Le cause dell’anoressia e dei disturbi alimentari

Le cause dei DCA sono multifattoriali e comprendono fattori psicologici, biologici e sociali.

In particolare il documento di consenso sui disturbi del comportamento alimentare, redatto dall’Istituto superiore di sanità in collaborazione con la AUSL Umbria 2, riconosce come fattori di rischio associati a questi disturbi i fattori biologici e genetici, sociali, familiari, di sviluppo, traumatici, psicologici e comportamentali. [1]

Per quanto riguarda i fattori di rischio traumatici, questi studiosi evidenziano come le esperienze traumatiche di abuso o maltrattamento infantile siano importanti fattori di rischio, non solo per lo sviluppo di disturbi psicopatologici in età adulta ma anche di gravi alterazioni comportamentali in età infantile. Inoltre quei soggetti che hanno sperimentato eventi della vita traumatici hanno maggiore probabilità rispetto agli altri di sviluppare un DCA, anche se come sottolineano gli autori, questi rappresentano un fattore aspecifico, in quanto criterio valido per la patologia psichiatrica in generale.

Una potenziale associazione con i DCA è rappresentata dalla comorbilità con altri disturbi psichiatrici: in particolare con i Disturbi dell’umore, il Disturbo Ossessivo Compulsivo, i Disturbi da Abuso di Sostanze e i Disturbi di Personalità. Da altre ricerche emerge inoltre che adolescenti con DCA tenderebbero a soffrire in età adulta di Disturbi D’ansia, Disturbi Depressivi, Tentati Suicidi e Disturbi di Personalità (Johnson et al., 2002).

Per quanto riguarda i fattori di rischio familiari, gli studiosi, in accordo con vari studi longitudinali, sostengono che lo stile di interazione, il funzionamento familiare e gli stili di attaccamento[2] non rappresentano un elemento di rischio per l’insorgere dei DCA. Piuttosto le difficoltà di comunicazione e di gestione dell’emotività all’interno di queste famiglie si verificherebbero solo nel corso del disturbo. Al contrario, altri studi mettono in luce lo stretto legame tra i disturbi alimentari nella prima infanzia e nell’adolescenza e i modelli di attaccamento della relazione delle madri con i loro bambini (Chatoor I., 1989; Chatoor I. et al., 1998). Le prove empiriche evidenziano come i modelli di attaccamento insicuro siano spesso associati alla comparsa dei DCA (Ammaniti M. et al., 2003; Liotti G., 2001; Sharpe T. et al., 1998). Per questi studi la valutazione del rapporto madre-bambino e del sistema familiare in cui il bambino è inserito risulta di fondamentale importanza.

Inoltre secondo il modello sviluppato da Minuchin[3] si identificano quattro tipi di interazioni disfunzionali presenti nelle famiglie di soggetti con DCA: l’invischiamento, la rigidità, l’iperprotettività e la non risoluzione del conflitto.

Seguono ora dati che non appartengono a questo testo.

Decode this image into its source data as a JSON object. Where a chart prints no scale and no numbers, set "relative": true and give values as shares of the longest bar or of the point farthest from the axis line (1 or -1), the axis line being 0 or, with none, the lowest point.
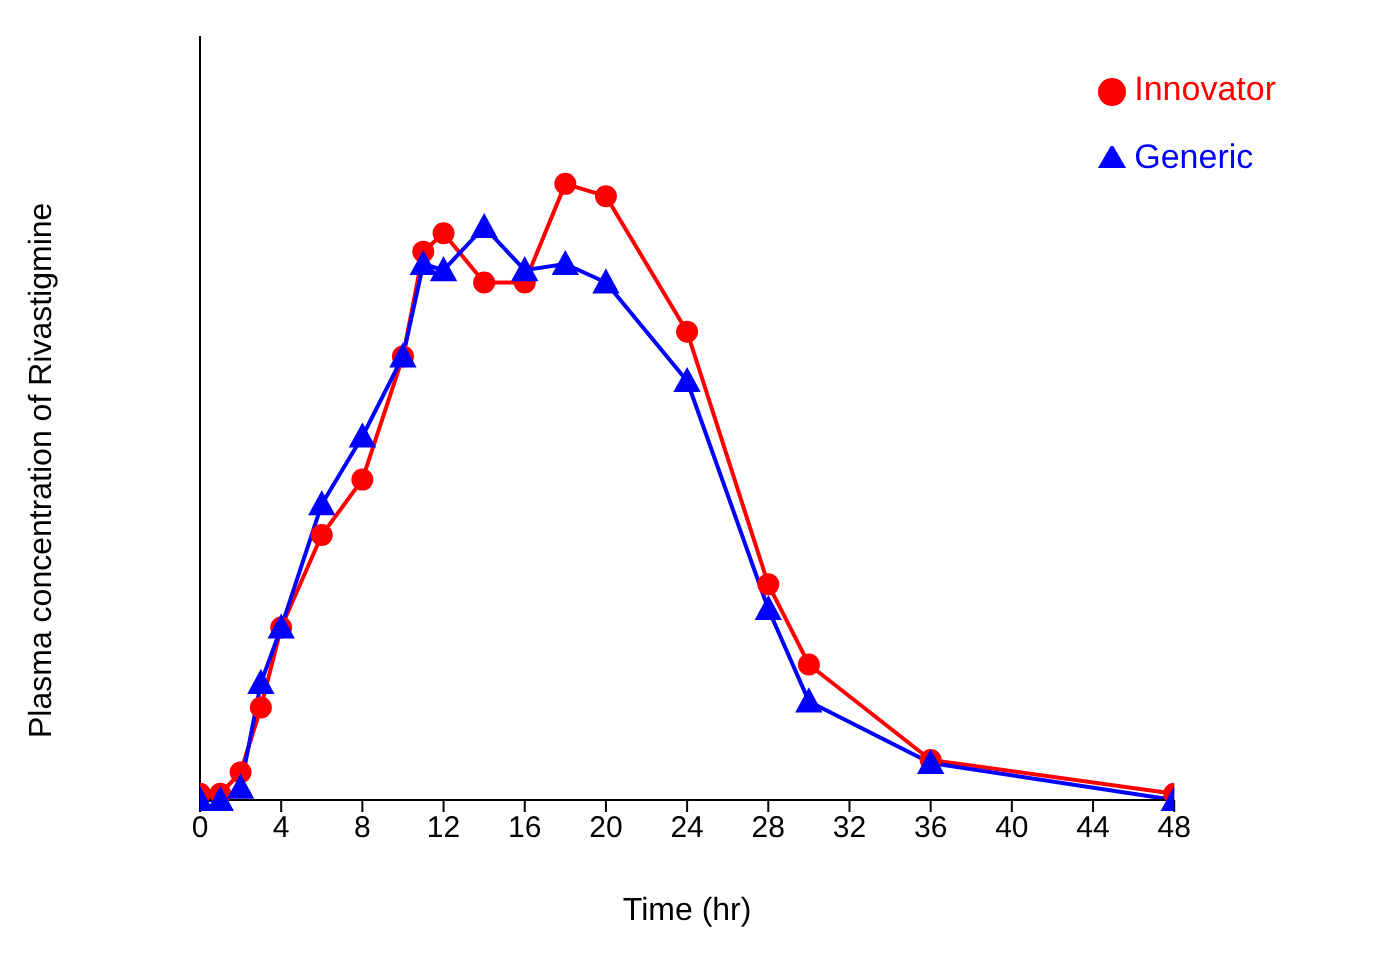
{
  "chart_data": {
    "type": "line",
    "xlabel": "Time (hr)",
    "ylabel": "Plasma concentration of Rivastigmine",
    "relative": true,
    "x": [
      0,
      1,
      2,
      3,
      4,
      6,
      8,
      10,
      11,
      12,
      14,
      16,
      18,
      20,
      24,
      28,
      30,
      36,
      48
    ],
    "xlim": [
      0,
      48
    ],
    "xticks": [
      0,
      4,
      8,
      12,
      16,
      20,
      24,
      28,
      32,
      36,
      40,
      44,
      48
    ],
    "grid": false,
    "legend": "top right",
    "series": [
      {
        "name": "Innovator",
        "color": "#ff0000",
        "marker": "circle",
        "values": [
          0.01,
          0.01,
          0.045,
          0.15,
          0.28,
          0.43,
          0.52,
          0.72,
          0.89,
          0.92,
          0.84,
          0.84,
          1,
          0.98,
          0.76,
          0.35,
          0.22,
          0.065,
          0.01
        ]
      },
      {
        "name": "Generic",
        "color": "#0000ff",
        "marker": "triangle",
        "values": [
          0,
          0,
          0.02,
          0.19,
          0.28,
          0.48,
          0.59,
          0.72,
          0.87,
          0.86,
          0.93,
          0.86,
          0.87,
          0.84,
          0.68,
          0.31,
          0.16,
          0.06,
          0
        ]
      }
    ]
  }
}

Secondo questo studioso lo sviluppo di un DCA può essere inteso come la “soluzione”, solo apparente e temporanea, pensata da un soggetto per acquisire maggiore autonomia da una famiglia troppo intrusiva e per affermare definitivamente la propria identità.

[1] DE VIRGILIO G. ET AL., op. cit., p.33-40.

[2] La teoria dell’attaccamento di Bowlby individua nella modalità di relazione madre-figlio l’elemento protettivo che permette la sopravvivenza, l’adattamento e la crescita del piccolo. Cure adeguate da parte della figura di attaccamento portano alla formazione di una relazione affettiva che viene detta sicura (attaccamento etichettato come B in età infantile e come F in età adulta): il piccolo e l’adulto sono in grado di esplorare in maniera autonoma l’ambiente fisico e sociale e di esprimere in maniera chiara le emozioni che corrispondono ai propri stati affettivi. Al contrario cure carenti e distorte producono legami affettivi detti ansiosi-insicuri (attaccamento ansioso ambivalente/resistente o C in età infantile e attaccamento preoccupato/invischiato o E in età adulta): il piccolo e l’adulto mettono in atto delle strategie lesive per esplorare e divenire autonomi. L’imprevedibilità della risposta dell’adulto induce il bambino ad una iper-vigilanza circa la disponibilità di quello a proteggerlo e confortarlo. In questo caso i sentimenti maggiori sono l’ostilità e la rabbia. Per ulteriori approfondimenti v. Fonagy P., 2001; Ainsworth M.D.S. et al., 1978; Main e Solomon, 1990.

[3] MINUCHIN S., Famiglie e terapie della famiglia, Roma, Astrolabio, 1974.